Roast Turkey Breast and Gravy
Ingredients
Compound Butter:
- ¾ cup unsalted butter, room temperature
- 2 tablespoons chopped sage
- 2 tablespoons chopped rosemary
- 2 tablespoons chopped thyme
- 2 cloves garlic, finely grated
- Zest of 1 lemon
- ½ teaspoon kosher salt
Turkey:
- 1, 2-3-pound boneless, skin-on turkey breast
- ½ cup chicken or turkey stock
- Kosher salt
- Freshly ground black pepper
Gravy:
- 1 tablespoon AP flour
- 1 cup chicken or turkey stock
- Kosher salt
- Freshly ground black pepper
Cooking instructions
- Preheat the oven to 400°F (205°C).
- Make the compound butter: Place all ingredients in a medium bowl and stir with a small spatula to combine evenly. Taste and adjust seasonings if needed.
- Pat the turkey breast dry with paper towels and season all over with salt and pepper. Rub half of the compound butter underneath the skin of the turkey breast and the remaining half of butter all over the outside, including the bottom and sides.
- Place a wire rack inside a clean roasting pan. Set the turkey breast skin side up in the pan and place on the center rack of the oven. Baste every 15 minutes with the fat rendered in the pan. About halfway through into roasting, carefully pour the ½ cup stock into the pan so the juices do not burn. Roast for 45-55 minutes total, until cooked through and skin is crisp and golden and the juices run clear. An internal thermometer should register at least 155°F (68°C), keeping in mind that cooking will carry over and continue as it rests.
- Let the breast rest on a cutting board while you make the gravy, and tent with foil if desired.

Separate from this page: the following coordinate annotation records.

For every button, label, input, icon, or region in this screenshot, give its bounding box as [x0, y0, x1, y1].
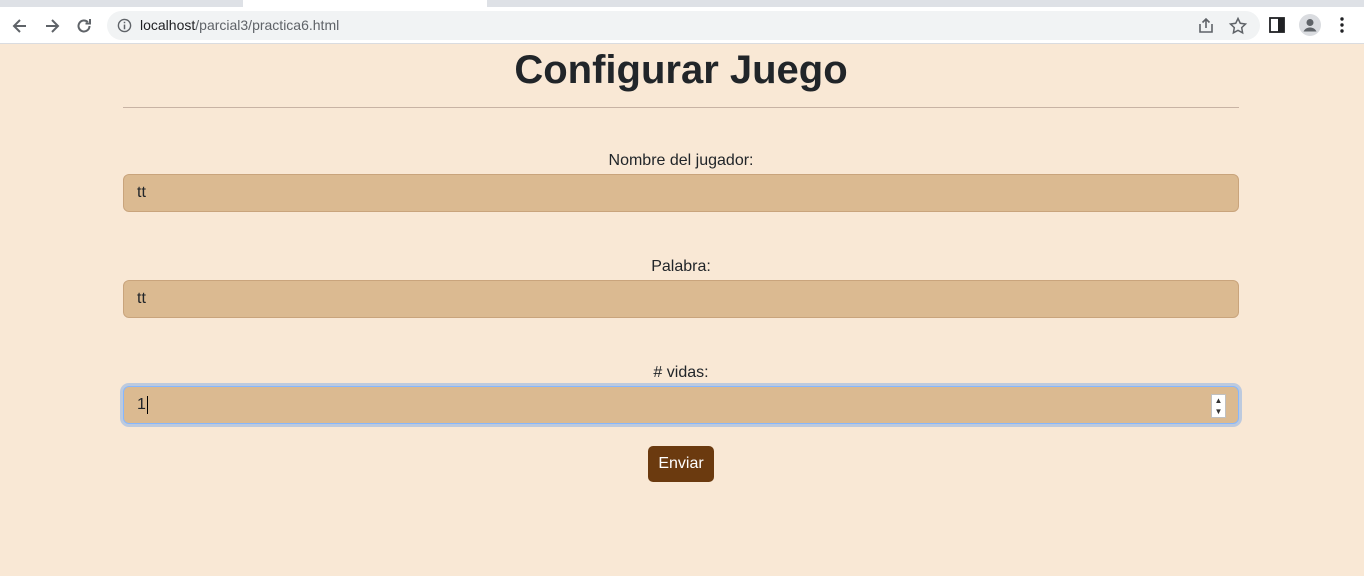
- player-name-input[interactable]: tt: [123, 174, 1239, 212]
- word-field: Palabra: tt: [123, 257, 1239, 318]
- profile-avatar-icon[interactable]: [1299, 14, 1321, 36]
- number-spinner[interactable]: ▲ ▼: [1211, 394, 1226, 418]
- url-text: localhost/parcial3/practica6.html: [140, 17, 340, 33]
- arrow-left-icon: [12, 19, 26, 33]
- submit-row: Enviar: [123, 446, 1239, 482]
- page-title: Configurar Juego: [514, 48, 848, 92]
- arrow-right-icon: [46, 19, 60, 33]
- divider: [123, 107, 1239, 108]
- browser-toolbar: localhost/parcial3/practica6.html: [0, 7, 1364, 44]
- word-label: Palabra:: [651, 258, 711, 275]
- star-icon[interactable]: [1228, 16, 1248, 36]
- spin-down-icon[interactable]: ▼: [1212, 406, 1225, 417]
- forward-button[interactable]: [39, 13, 65, 39]
- tab-strip: [0, 0, 1364, 7]
- active-tab[interactable]: [243, 0, 487, 7]
- address-bar[interactable]: localhost/parcial3/practica6.html: [107, 11, 1260, 40]
- spin-up-icon[interactable]: ▲: [1212, 395, 1225, 406]
- lives-input[interactable]: 1 ▲ ▼: [123, 386, 1239, 424]
- side-panel-icon[interactable]: [1267, 15, 1287, 35]
- main-container: Configurar Juego Nombre del jugador: tt …: [123, 44, 1239, 482]
- reload-button[interactable]: [71, 13, 97, 39]
- text-caret: [146, 395, 148, 414]
- back-button[interactable]: [7, 13, 33, 39]
- reload-icon: [77, 19, 91, 33]
- lives-value: 1: [137, 396, 146, 413]
- word-input[interactable]: tt: [123, 280, 1239, 318]
- kebab-menu-icon[interactable]: [1332, 15, 1352, 35]
- lives-field: # vidas: 1 ▲ ▼: [123, 363, 1239, 424]
- share-icon[interactable]: [1196, 16, 1216, 36]
- player-name-label: Nombre del jugador:: [608, 152, 754, 169]
- player-name-field: Nombre del jugador: tt: [123, 151, 1239, 212]
- info-icon[interactable]: [117, 18, 132, 33]
- lives-label: # vidas:: [653, 364, 709, 381]
- submit-button[interactable]: Enviar: [648, 446, 714, 482]
- game-config-form: Nombre del jugador: tt Palabra: tt # vid…: [123, 151, 1239, 482]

- Carefully pour all the pan drippings into a glass jar or heat-proof measuring cup, let sit for a few minutes to settle and separate. Spoon off 1 tablespoon of fat that separated to the top and transfer to a small saucepan. Heat over medium for a moment and add flour, stirring to form a roux. This will make a thick paste. Let this paste cook for a minute before slowly pouring in chicken stock, whisking to incorporate smoothly. Discard any remaining fat from the pan juices and whisk the remaining juice into the gravy.
- Let the gravy cook, lowering the heat to simmer if needed, whisking frequently, for about 3-4 minutes until thickened. Season with salt and pepper to taste, if needed.
- Remove the gravy from the heat while you slice the turkey. Serve immediately.
RECIPE NOTES:
- Recipe can easily be doubled to serve 4 guests by buying two separate breasts, or even one whole double-breasted turkey (without the wings and legs).
- If using bone-in turkey breast, simply add another 15-20 minutes to the cook time.
- If a roasting pan with a rack is unavailable, cook the turkey on a wire rack placed over a rimmed baking sheet. Use extra caution when removing the tray from the oven as the juices will be extremely hot.
TIPS:
- When selecting a turkey breast, look for skin that has minimal tears and covers as much of the meat as possible.